El tiempo de permanencia en las salas es casi insignificante, 10 ó 15 minutos en los recreos, 5 ó 10 minutos antes de comenzar la jornada. Sin embargo, es un tiempo de gran intensidad, que deja marcas subjetivas perdurables. De esas huellas, decíamos, las más fuertes son las de la criminalización o a lo sumo las de la lástima (“pobres los chicos”), siendo indudablemente menores las de la autocrítica y la necesidad de invención.

La pregunta clave a rastrear en esta geografía escolar poco explorada es ¿qué alumno se piensa, imagina, fantasea, fabula, crea (performativamente) en la sala de profesores? ¿Cómo intervenir en esas fabulaciones? El dispositivo escolar tradicional, desfondado, quizá, pero en perfecto plan de funcionamiento cínico (“todos hacemos como si”) no permite que emerjan estas preguntas claramente, con el peso que requiere el diagrama escolar, pero es necesario llevar a fondo esas preguntas, hacerlas evidentes, ponerlas en discusión.

La apuesta es por pensar desde lo que es; sin a prioris, ni estilizaciones románticas.
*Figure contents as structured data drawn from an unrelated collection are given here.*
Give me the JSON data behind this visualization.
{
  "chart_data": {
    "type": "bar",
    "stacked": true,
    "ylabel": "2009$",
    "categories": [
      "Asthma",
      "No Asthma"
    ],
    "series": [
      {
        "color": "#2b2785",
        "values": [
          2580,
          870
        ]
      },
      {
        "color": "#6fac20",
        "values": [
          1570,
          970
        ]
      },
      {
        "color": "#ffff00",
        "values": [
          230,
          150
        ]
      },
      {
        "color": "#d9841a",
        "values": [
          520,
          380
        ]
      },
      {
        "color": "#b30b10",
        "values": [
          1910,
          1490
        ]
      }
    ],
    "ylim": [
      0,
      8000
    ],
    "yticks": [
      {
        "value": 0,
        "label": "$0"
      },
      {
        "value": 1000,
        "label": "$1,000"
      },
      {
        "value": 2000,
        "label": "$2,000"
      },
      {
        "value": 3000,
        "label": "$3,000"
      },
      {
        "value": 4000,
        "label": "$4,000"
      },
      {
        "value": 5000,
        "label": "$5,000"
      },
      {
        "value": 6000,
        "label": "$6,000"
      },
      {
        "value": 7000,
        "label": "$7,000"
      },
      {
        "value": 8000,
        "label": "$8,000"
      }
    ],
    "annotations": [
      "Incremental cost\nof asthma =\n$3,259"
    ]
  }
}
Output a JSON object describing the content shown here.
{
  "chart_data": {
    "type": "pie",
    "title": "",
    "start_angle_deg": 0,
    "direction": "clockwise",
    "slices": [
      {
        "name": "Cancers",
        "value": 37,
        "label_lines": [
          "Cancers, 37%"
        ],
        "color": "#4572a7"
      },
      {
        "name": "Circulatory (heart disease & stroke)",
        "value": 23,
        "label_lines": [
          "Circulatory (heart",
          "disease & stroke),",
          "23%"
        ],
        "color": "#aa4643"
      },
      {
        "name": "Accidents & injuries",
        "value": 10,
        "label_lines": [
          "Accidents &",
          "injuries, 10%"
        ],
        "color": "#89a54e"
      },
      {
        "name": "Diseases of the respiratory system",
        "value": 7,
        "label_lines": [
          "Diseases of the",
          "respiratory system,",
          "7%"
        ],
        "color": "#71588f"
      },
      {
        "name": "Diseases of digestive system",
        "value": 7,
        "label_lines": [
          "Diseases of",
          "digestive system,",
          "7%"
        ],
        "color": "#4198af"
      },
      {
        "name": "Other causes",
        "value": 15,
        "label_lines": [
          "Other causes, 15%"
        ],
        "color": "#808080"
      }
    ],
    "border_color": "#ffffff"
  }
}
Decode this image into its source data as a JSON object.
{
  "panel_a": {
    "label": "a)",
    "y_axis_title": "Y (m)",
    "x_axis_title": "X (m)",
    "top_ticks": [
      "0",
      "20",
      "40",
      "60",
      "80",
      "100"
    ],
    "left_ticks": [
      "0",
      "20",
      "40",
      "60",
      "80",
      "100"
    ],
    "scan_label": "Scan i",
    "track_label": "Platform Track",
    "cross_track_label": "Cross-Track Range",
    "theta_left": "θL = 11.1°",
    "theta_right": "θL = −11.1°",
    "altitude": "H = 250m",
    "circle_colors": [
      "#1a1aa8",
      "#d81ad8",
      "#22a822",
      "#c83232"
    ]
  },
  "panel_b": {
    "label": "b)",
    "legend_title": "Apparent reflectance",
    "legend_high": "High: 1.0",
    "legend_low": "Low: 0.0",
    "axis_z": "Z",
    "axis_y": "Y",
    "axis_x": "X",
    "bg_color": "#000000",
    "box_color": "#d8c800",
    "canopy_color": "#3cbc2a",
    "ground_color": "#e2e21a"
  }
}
Pensar a los pibes sin criminalizarlos o compadecerlos. Pensar el aula y la sala de profesores desde esa sinceridad de lo que existe, desde eso real que empuja y que desborda ficciones lógicas de la escolarización. Pensar el aula y la sala de profesores es repensar las figuras del docente y del alumno, también las de directivos, comunidad, padres, etc. Probablemente, la escolaridad no se hace únicamente en el aula o en la sala de profesores, sino en los “entre”, en los intersticios, en los idas y vueltas entre los dos nodos claves de la escolaridad. Por lo pronto, en ambos espacios se quema la cabeza del docente; en uno como patología y síndrome del desborde del aula, en otro, como perdurable marcaje subjetivo.